The proposal went through despite it being priced way lower than the recent transactions in the industry — which have been at 2.2 times to 3.3 times price-to-book (PB) value.

To recap, ASB’s unit Advance Synergy Capital Sdn Bhd (Ascap) had proposed to sell its 49% equity interest in Ace Synergy Insurance Bhd (ASIB) to Ace Ina International Holdings Ltd (AIIH) for RM117 million cash. At the EGM yesterday ASB sought shareholders’ approval for the disposal.

           CEO of ASB  Lee Su Nie Unlike other transactions, we are not selling a controlling block.

Last month, Berjaya Corp Bhd unit Berjaya Capital Bhd clinched a deal to sell a 40% stake in Berjaya Sompo Insurance Bhd to its Japanese stakeholder for RM1.24 billion, or 3.3 times book, setting a new benchmark for the industry.

Local insurers have been seeing increased mergers and acquisitions and have begun to attract foreign buyers after the government lifted the quota for foreign ownership to 70% from 40%.

Commenting on ASIB’s disposal, ASB CEO Lee Su Nie said one should not look at the valuation alone when judging whether the sale was a good deal as different transactions in the industry were made in different situations and circumstances.

“The economic scene is different now from that in 2007/08 and unlike other transactions, we are not selling a controlling block.

“You can’t consider only the valuation aspect of this deal,” said Lee after the company’s EGM in Shah Alam yesterday.

The proposed disposal of ASIB arrived from AIIH exercising the call option last February to purchase Ascap’s entire shareholding of 49 million shares or 49% of ASIB.

The call option was pursuant to the amended and restated shareholders’ agreement dated Jan 1, 2009 between ASB, Ascap and AIIH.

AIIH had informed of its intention to expand the operations of ASIB through M&A but Ascap did not want to commit further capital in ASIB or hinder AIIH’s expansion plans. Therefore, Ascap agreed to the call option.

However, the call option and its exercise was disputed by Ascap on the basis that it was not meant to be acted upon until the occurrence of the underlying transaction and upon Ministry of Finance (MoF) approval pursuant to Section 67 of Insurance Act, 1967.

The dispute was adjudicated by the courts in various legal proceedings between AIIH and Ascap.

After the courts ruled in favour of  AIIH, ASB proposed to seek approval from its shareholders yesterday to dispose of its 49% stake in ASIB.

On Sept 13, Ascap received a letter dated Sept 9, 2010 from Bank Negara Malaysia notifying it that the MoF had approved the proposed disposal without imposing any conditions on the company.

The valuation appears low for ASIB as it was based on its asset value more than three years ago (as at Dec 31, 2007). This compares with ASIB’s net assets as at Dec 31, 2010 of RM230.20 million.

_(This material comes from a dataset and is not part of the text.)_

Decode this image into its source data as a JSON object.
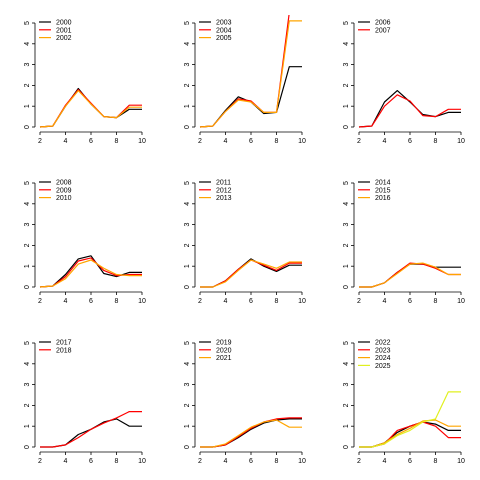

The RM117 million price tag is about as much as ASB’s market capitalisation of RM115.06 million at its close yesterday of 23 sen.

It is also notable that Ascap’s original investment in ASIB in 2003 was RM71 million.

ASB plans to utilise more than half of the proceeds or RM61.6 million to repay borrowings, 47% or RM55 million for working capital and the remainder for the expenses of the exercise, which is expected to be completed by month end.

Lee said now that it has exited the insurance business, ASB plans to strengthen its core businesses, which includes hotels and resorts, travel and tours, property, and ICT.

ASB recorded a net profit of RM3.2 million for FY10 ended Dec 31 against RM30.9 million previously, while revenue came in at RM222.6 million compared with RM226.6 million previously.